Il caso Tim conferma che l’Italia sta diventando un Paese appetibile per gli investitori stranieri. E negativo?
«No, ma è la conferma che serve una strategia. Insisto: lo Stato non può essere passivo. E credo che per far ripartire gli investimenti non ci sia solo il Pnrr. Il risparmio italiano vale oltre 1.850 miliardi; altri 2.300 sono rappresentati dal patrimonio finanziario degli italiani. Bene, penso che andrebbe favorito, con tutte le cautele del caso, l’investimento nell’economia reale, nella sanità, nella scuola, nei servizi sociali, attraverso strumenti finanziari garantiti dallo Stato».

Gli italiani saranno ben liberi di investire come vogliono i loro soldi. O no?
«Certo, non è questo il punto. Il punto è che dobbiamo in questa fase usare tutti gli strumenti, anche quelli finanziari, per lo sviluppo del Paese e creare lavoro di qualità. Il mercato lasciato libero non funziona. Serve un’idea di indirizzo e di volontà pubblica. Abbiamo visto tutti cosa ha significato privatizzare male un’azienda come Telecom».

Ma lei sta pensando di far rinascere l`Iri?
«L’Iri ha svolto un ruolo per lo sviluppo industriale del nostro Paese. La storia non si ripete. Ma penso a quello che può servire; penso, ad esempio, al ruolo della Cdp, la Cassa depositi e prestiti, che, tra l`altro, è già azionista sia di Tim sia di OpenFiber entrambe impegnate nella costruzione delle rete di nuova generazione. Quel che voglio dire è che è necessaria una visione complessiva, e l’apertura di un confronto con il mondo del lavoro, nelle telecomunicazioni, come nell’automotive, nella difesa, nel settore delle energie rinnovabile, nella chimica e via dicendo».

Il Pnrr dovrebbe servire anche a questo.
«Già, ma rischia di essere un’occasione sprecata se le risorse non verranno indirizzate alla creazione di buona occupazione.
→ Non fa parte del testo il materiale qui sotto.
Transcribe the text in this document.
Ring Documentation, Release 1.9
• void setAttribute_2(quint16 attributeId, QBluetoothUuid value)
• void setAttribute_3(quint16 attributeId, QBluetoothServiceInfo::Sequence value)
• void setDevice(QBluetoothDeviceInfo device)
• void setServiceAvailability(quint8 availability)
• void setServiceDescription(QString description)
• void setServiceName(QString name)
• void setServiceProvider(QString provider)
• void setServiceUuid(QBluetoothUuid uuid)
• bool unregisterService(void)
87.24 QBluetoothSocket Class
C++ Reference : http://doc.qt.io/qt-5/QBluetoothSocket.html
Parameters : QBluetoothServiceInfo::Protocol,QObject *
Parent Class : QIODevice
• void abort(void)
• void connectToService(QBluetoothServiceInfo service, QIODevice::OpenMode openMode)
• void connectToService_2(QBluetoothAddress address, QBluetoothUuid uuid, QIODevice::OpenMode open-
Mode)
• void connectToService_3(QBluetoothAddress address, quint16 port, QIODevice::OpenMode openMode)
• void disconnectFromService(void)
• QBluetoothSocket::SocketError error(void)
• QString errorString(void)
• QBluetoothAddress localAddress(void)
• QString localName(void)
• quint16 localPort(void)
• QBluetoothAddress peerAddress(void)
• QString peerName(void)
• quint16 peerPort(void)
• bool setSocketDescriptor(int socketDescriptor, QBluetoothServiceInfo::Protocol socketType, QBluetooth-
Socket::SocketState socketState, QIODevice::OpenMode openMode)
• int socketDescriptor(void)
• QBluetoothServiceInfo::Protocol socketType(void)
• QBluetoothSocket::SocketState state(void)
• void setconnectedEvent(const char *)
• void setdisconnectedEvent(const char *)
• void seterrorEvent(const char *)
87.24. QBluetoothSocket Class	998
C’è in atto una ripresa importante ma il lavoro resta precario. In Italia ci sono 5,5 milioni di persone che lavorano e hanno un reddito sotto i 10 mila euro lordi l’anno. È lavoro povero. Così non si riparte».

Cosa propone?
«Un nuovo contratto unico per l’ingresso al lavoro a forte contenuto formativo. Basta con i contratti a chiamata, con le collaborazioni occasionali, con i tirocini extracurriculari! Nell’era digitale, se vogliamo entrarci, serve lavoro stabile e formazione permanente. Ma basta anche con i salari così bassi. C’è un altro virus che dobbiamo combattere, quello della “pandemia salariale”».

Per questo chiede al governo di destinare tutti al lavoro gli 8 miliardi per la riduzione delle tasse?
«Esatto. Dopo avere destinato 185 miliardi alle imprese, compresi i sostegni nella fase Covid, ora è il momento di pensare ai lavoratori e ai pensionati».